Obamacare’s conservative critics are right about the program’s intrusive, inefficient, and costly aspects, but they need to keep in mind that the “crown jewel” of President Obama’s eight years in the Oval Office was the culmination, not the beginning, of unconstitutional nationalized medicine.

The feds first got involved in the healthcare industry over 80 years ago with the Social Security Act, signed into law in the 1930s during FDR’s administration. This created both the Social Security system, as well as the Social Security Administration.

Although this didn’t directly affect healthcare, SSA was followed by the 1965 Social Security Act Amendments, which created two federal medical programs, Medicaid (for low income families) and Medicare (for people age 65 and older).

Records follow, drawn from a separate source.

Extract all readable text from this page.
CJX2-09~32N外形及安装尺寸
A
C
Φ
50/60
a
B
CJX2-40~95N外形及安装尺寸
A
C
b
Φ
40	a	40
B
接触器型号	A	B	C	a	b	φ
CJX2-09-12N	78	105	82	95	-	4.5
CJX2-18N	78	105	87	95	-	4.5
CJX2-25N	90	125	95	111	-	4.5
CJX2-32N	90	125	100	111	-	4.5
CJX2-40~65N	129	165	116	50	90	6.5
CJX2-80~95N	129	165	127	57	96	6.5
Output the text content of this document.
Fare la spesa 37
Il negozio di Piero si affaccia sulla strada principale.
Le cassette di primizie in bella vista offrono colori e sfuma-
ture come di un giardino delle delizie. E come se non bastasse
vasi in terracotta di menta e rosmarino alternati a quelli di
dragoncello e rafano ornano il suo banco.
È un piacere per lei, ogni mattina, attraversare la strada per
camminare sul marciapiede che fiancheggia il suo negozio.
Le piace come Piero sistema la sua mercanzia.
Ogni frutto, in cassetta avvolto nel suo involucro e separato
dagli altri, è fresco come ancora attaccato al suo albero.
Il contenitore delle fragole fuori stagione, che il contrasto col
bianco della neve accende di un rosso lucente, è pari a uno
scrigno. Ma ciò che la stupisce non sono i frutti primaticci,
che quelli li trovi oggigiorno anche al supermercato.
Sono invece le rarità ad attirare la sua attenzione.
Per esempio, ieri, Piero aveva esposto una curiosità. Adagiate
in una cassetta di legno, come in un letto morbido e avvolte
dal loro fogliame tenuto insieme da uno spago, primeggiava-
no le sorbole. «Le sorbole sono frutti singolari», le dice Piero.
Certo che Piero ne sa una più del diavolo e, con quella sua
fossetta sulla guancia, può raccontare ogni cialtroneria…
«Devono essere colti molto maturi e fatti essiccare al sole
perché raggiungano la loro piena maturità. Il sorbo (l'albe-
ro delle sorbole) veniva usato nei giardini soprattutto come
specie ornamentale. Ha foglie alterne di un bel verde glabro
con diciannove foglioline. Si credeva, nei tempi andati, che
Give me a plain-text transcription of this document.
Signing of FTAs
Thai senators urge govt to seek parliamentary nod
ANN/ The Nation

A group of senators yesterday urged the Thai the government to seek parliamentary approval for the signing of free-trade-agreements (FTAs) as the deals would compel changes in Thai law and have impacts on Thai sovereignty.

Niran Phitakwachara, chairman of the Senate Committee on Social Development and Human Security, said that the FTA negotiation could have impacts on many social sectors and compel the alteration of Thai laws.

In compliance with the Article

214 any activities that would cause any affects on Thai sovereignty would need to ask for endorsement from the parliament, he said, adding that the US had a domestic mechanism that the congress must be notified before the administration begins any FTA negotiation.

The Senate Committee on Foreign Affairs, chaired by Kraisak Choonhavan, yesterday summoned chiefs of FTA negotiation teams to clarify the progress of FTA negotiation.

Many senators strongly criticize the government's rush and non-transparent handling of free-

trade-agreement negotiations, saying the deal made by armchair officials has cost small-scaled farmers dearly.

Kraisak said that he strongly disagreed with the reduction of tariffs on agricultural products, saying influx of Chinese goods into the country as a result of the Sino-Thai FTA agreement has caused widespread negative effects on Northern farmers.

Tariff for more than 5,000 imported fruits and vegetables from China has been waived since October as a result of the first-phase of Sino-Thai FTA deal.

In the Journal of American Physicians and Surgeons, Dr. Donald W. Miller, Jr. writes on the effects these programs had on the healthcare industry through its introduction of a third party payer that guaranteed artificially high prices.

Healthcare spending in 1960 was 5.2 percent of GDP, $143 per person—equivalent to $1,125 in 2013 dollars. Lawmakers projected that Medicare would cost $12 billion a year by 1990. It cost $98 billion that year. In 2013, the annual cost of this healthcare program for people 65 years of age or older, and people under age 65 who are disabled or have end-stage renal disease, was $585.7 billion (and growing at a 3.6 to 4.1 percent rate annually). Medicaid is not far behind. The annual cost of this joint federal-state program, established to finance medical care for the poor, was $449.4 billion (and growing at a 6 percent annual rate).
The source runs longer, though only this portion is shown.